On May 28, the Central Epidemic Command Center (CECC) announced that considering the low risk of community transmission in Taiwan, it would loosen restrictions on daily life. The CECC announced guidelines for contact-information-based measures in response to the COVID-19 outbreak.
The CECC explains that in order to ensure personal data protection, proprietors of venues where customers’ personal data is collected must designate a person to be in charge of keeping a record of and maintaining personal data collected. Such data can be retained at most for 28 days and should be deleted after the specified period of time. Such data may not be used for any purposes other than outbreak investigations. Personal data can be collected electronically or in writing. If personal data is collected electronically, information security protocols must be implemented. In addition, when collecting personal data, the individual or the organization should clearly inform data subjects of the following: the entity to collect personal data, purpose of collection, types of personal data to be collected, time period of using personal data, entities to use personal data and ways of using personal data, data subjects’ benefits and rights they can claim under the Personal Data Protection Act, and the effect of declining providing personal data.
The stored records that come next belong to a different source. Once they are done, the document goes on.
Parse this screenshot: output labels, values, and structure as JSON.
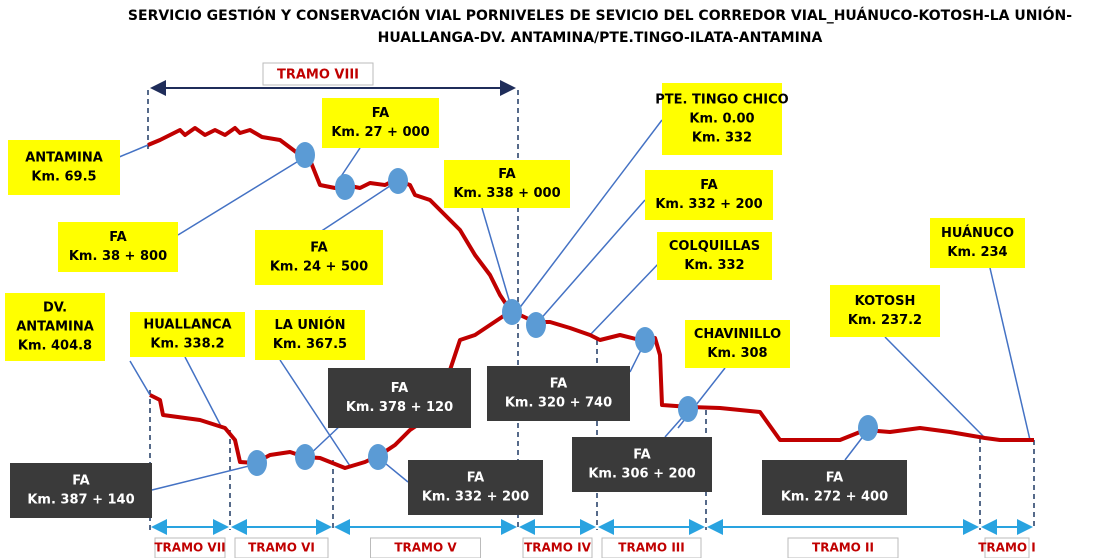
{
  "title": {
    "lines": [
      "SERVICIO GESTIÓN Y CONSERVACIÓN VIAL PORNIVELES DE SEVICIO DEL CORREDOR VIAL_HUÁNUCO-KOTOSH-LA UNIÓN-",
      "HUALLANGA-DV. ANTAMINA/PTE.TINGO-ILATA-ANTAMINA"
    ]
  },
  "tramo_top": "TRAMO VIII",
  "tramos": [
    "TRAMO VII",
    "TRAMO VI",
    "TRAMO V",
    "TRAMO IV",
    "TRAMO III",
    "TRAMO II",
    "TRAMO I"
  ],
  "labels": [
    {
      "lines": [
        "ANTAMINA",
        "Km. 69.5"
      ]
    },
    {
      "lines": [
        "FA",
        "Km. 27 + 000"
      ]
    },
    {
      "lines": [
        "FA",
        "Km. 38 + 800"
      ]
    },
    {
      "lines": [
        "FA",
        "Km. 24 + 500"
      ]
    },
    {
      "lines": [
        "FA",
        "Km. 338 + 000"
      ]
    },
    {
      "lines": [
        "PTE. TINGO CHICO",
        "Km. 0.00",
        "Km. 332"
      ]
    },
    {
      "lines": [
        "FA",
        "Km. 332 + 200"
      ]
    },
    {
      "lines": [
        "COLQUILLAS",
        "Km. 332"
      ]
    },
    {
      "lines": [
        "HUÁNUCO",
        "Km. 234"
      ]
    },
    {
      "lines": [
        "KOTOSH",
        "Km. 237.2"
      ]
    },
    {
      "lines": [
        "DV.",
        "ANTAMINA",
        "Km. 404.8"
      ]
    },
    {
      "lines": [
        "HUALLANCA",
        "Km. 338.2"
      ]
    },
    {
      "lines": [
        "LA UNIÓN",
        "Km. 367.5"
      ]
    },
    {
      "lines": [
        "CHAVINILLO",
        "Km. 308"
      ]
    }
  ],
  "dark_labels": [
    {
      "lines": [
        "FA",
        "Km. 378 + 120"
      ]
    },
    {
      "lines": [
        "FA",
        "Km. 320 + 740"
      ]
    },
    {
      "lines": [
        "FA",
        "Km. 387 + 140"
      ]
    },
    {
      "lines": [
        "FA",
        "Km. 332 + 200"
      ]
    },
    {
      "lines": [
        "FA",
        "Km. 306 + 200"
      ]
    },
    {
      "lines": [
        "FA",
        "Km. 272 + 400"
      ]
    }
  ]
}
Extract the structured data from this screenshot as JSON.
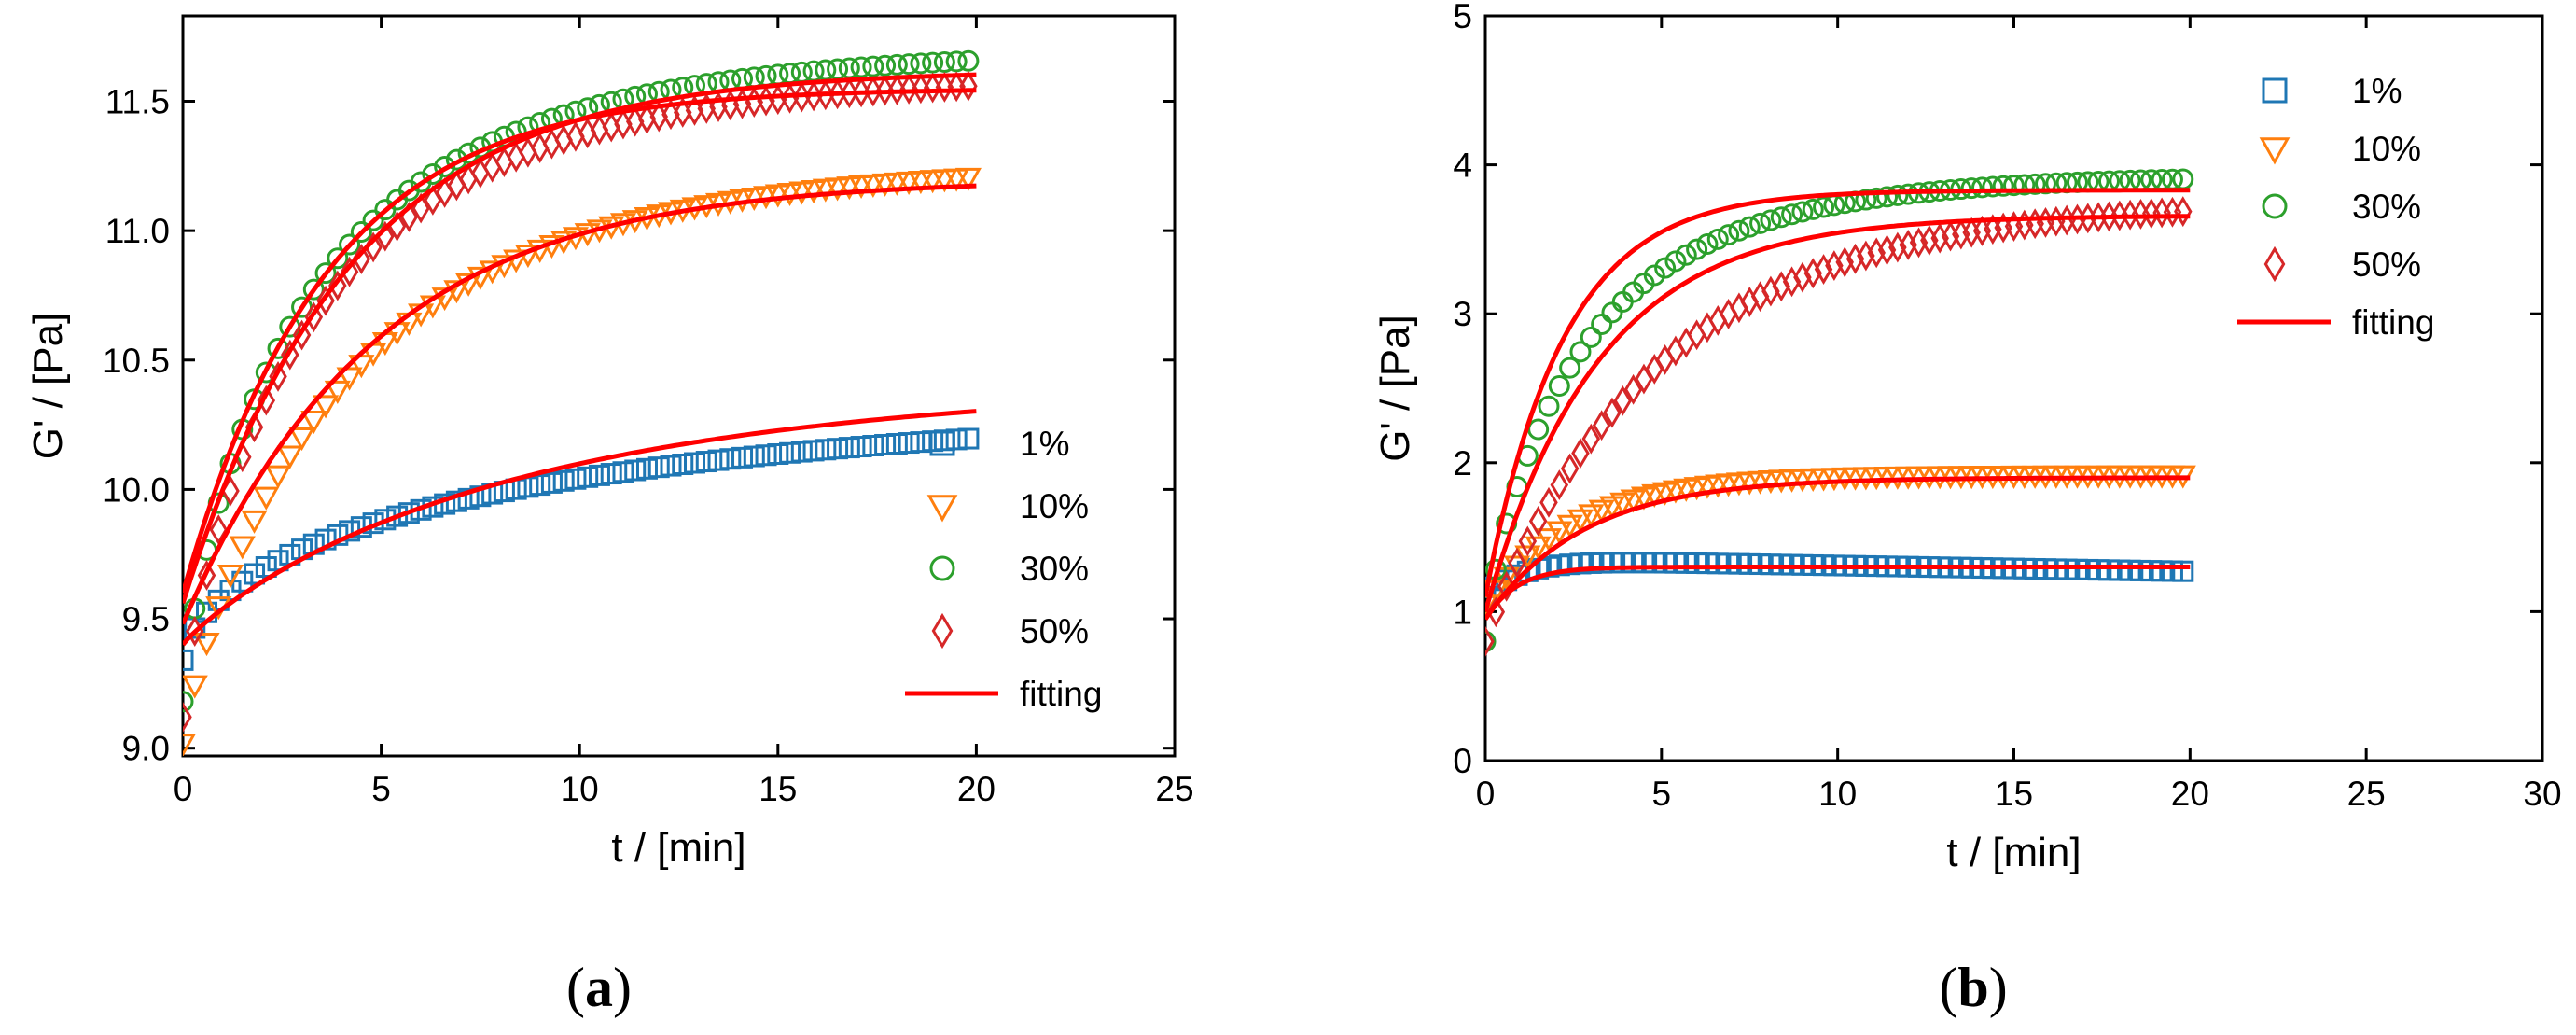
{
  "colors": {
    "s1": "#1f77b4",
    "s10": "#ff7f0e",
    "s30": "#2ca02c",
    "s50": "#d62728",
    "fit": "#ff0000",
    "axis": "#000000"
  },
  "chart_data": [
    {
      "id": "a",
      "type": "scatter",
      "caption": "a",
      "xlabel": "t / [min]",
      "ylabel": "G' / [Pa]",
      "xlim": [
        0,
        25
      ],
      "ylim": [
        8.97,
        11.83
      ],
      "xticks": [
        0,
        5,
        10,
        15,
        20,
        25
      ],
      "xtick_labels": [
        "0",
        "5",
        "10",
        "15",
        "20",
        "25"
      ],
      "yticks": [
        9.0,
        9.5,
        10.0,
        10.5,
        11.0,
        11.5
      ],
      "ytick_labels": [
        "9.0",
        "9.5",
        "10.0",
        "10.5",
        "11.0",
        "11.5"
      ],
      "legend_position": "center-right",
      "legend": [
        "1%",
        "10%",
        "30%",
        "50%",
        "fitting"
      ],
      "series": [
        {
          "name": "1%",
          "marker": "square",
          "color_key": "s1",
          "model": {
            "ymin": 9.34,
            "ymax": 10.39,
            "tau": 8.5,
            "p": 0.62
          }
        },
        {
          "name": "10%",
          "marker": "triangle-down",
          "color_key": "s10",
          "model": {
            "ymin": 9.02,
            "ymax": 11.26,
            "tau": 4.2,
            "p": 0.85
          }
        },
        {
          "name": "30%",
          "marker": "circle",
          "color_key": "s30",
          "model": {
            "ymin": 9.18,
            "ymax": 11.7,
            "tau": 3.3,
            "p": 0.78
          }
        },
        {
          "name": "50%",
          "marker": "diamond",
          "color_key": "s50",
          "model": {
            "ymin": 9.12,
            "ymax": 11.6,
            "tau": 3.4,
            "p": 0.8
          }
        }
      ],
      "fits": [
        {
          "series": "1%",
          "ymin": 9.4,
          "ymax": 10.42,
          "tau": 8.5,
          "p": 0.9
        },
        {
          "series": "10%",
          "ymin": 9.48,
          "ymax": 11.2,
          "tau": 4.8,
          "p": 1.0
        },
        {
          "series": "30%",
          "ymin": 9.56,
          "ymax": 11.62,
          "tau": 4.2,
          "p": 1.0
        },
        {
          "series": "50%",
          "ymin": 9.6,
          "ymax": 11.55,
          "tau": 3.6,
          "p": 1.0
        }
      ]
    },
    {
      "id": "b",
      "type": "scatter",
      "caption": "b",
      "xlabel": "t / [min]",
      "ylabel": "G' / [Pa]",
      "xlim": [
        0,
        30
      ],
      "ylim": [
        0,
        5
      ],
      "xticks": [
        0,
        5,
        10,
        15,
        20,
        25,
        30
      ],
      "xtick_labels": [
        "0",
        "5",
        "10",
        "15",
        "20",
        "25",
        "30"
      ],
      "yticks": [
        0,
        1,
        2,
        3,
        4,
        5
      ],
      "ytick_labels": [
        "0",
        "1",
        "2",
        "3",
        "4",
        "5"
      ],
      "legend_position": "top-right",
      "legend": [
        "1%",
        "10%",
        "30%",
        "50%",
        "fitting"
      ],
      "series": [
        {
          "name": "1%",
          "marker": "square",
          "color_key": "s1",
          "model": {
            "ymin": 1.1,
            "ymax": 1.35,
            "tau": 1.0,
            "p": 1.0,
            "drift": -0.004
          }
        },
        {
          "name": "10%",
          "marker": "triangle-down",
          "color_key": "s10",
          "model": {
            "ymin": 1.05,
            "ymax": 1.92,
            "tau": 2.5,
            "p": 1.0
          }
        },
        {
          "name": "30%",
          "marker": "circle",
          "color_key": "s30",
          "model": {
            "ymin": 0.8,
            "ymax": 3.93,
            "tau": 2.8,
            "p": 0.8
          }
        },
        {
          "name": "50%",
          "marker": "diamond",
          "color_key": "s50",
          "model": {
            "ymin": 0.8,
            "ymax": 3.76,
            "tau": 5.0,
            "p": 0.95
          }
        }
      ],
      "fits": [
        {
          "series": "1%",
          "ymin": 0.95,
          "ymax": 1.3,
          "tau": 0.9,
          "p": 1.0
        },
        {
          "series": "10%",
          "ymin": 0.95,
          "ymax": 1.9,
          "tau": 2.8,
          "p": 1.0
        },
        {
          "series": "30%",
          "ymin": 1.1,
          "ymax": 3.83,
          "tau": 2.2,
          "p": 1.0
        },
        {
          "series": "50%",
          "ymin": 1.0,
          "ymax": 3.66,
          "tau": 3.2,
          "p": 1.0
        }
      ]
    }
  ]
}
The CECC states that if Taiwan continues to record no new indigenous cases or no community transmission after June 7, the CECC will expand the scale of loosening epidemic control measures. As long as the public can cooperate with the new rules of providing contact information when going out and can observe personal preventive precautions, including washing hands frequently and wearing masks where social distancing can’t be followed, restrictions on the number of people allowed in a place when they go out or attend social activities will be lifted.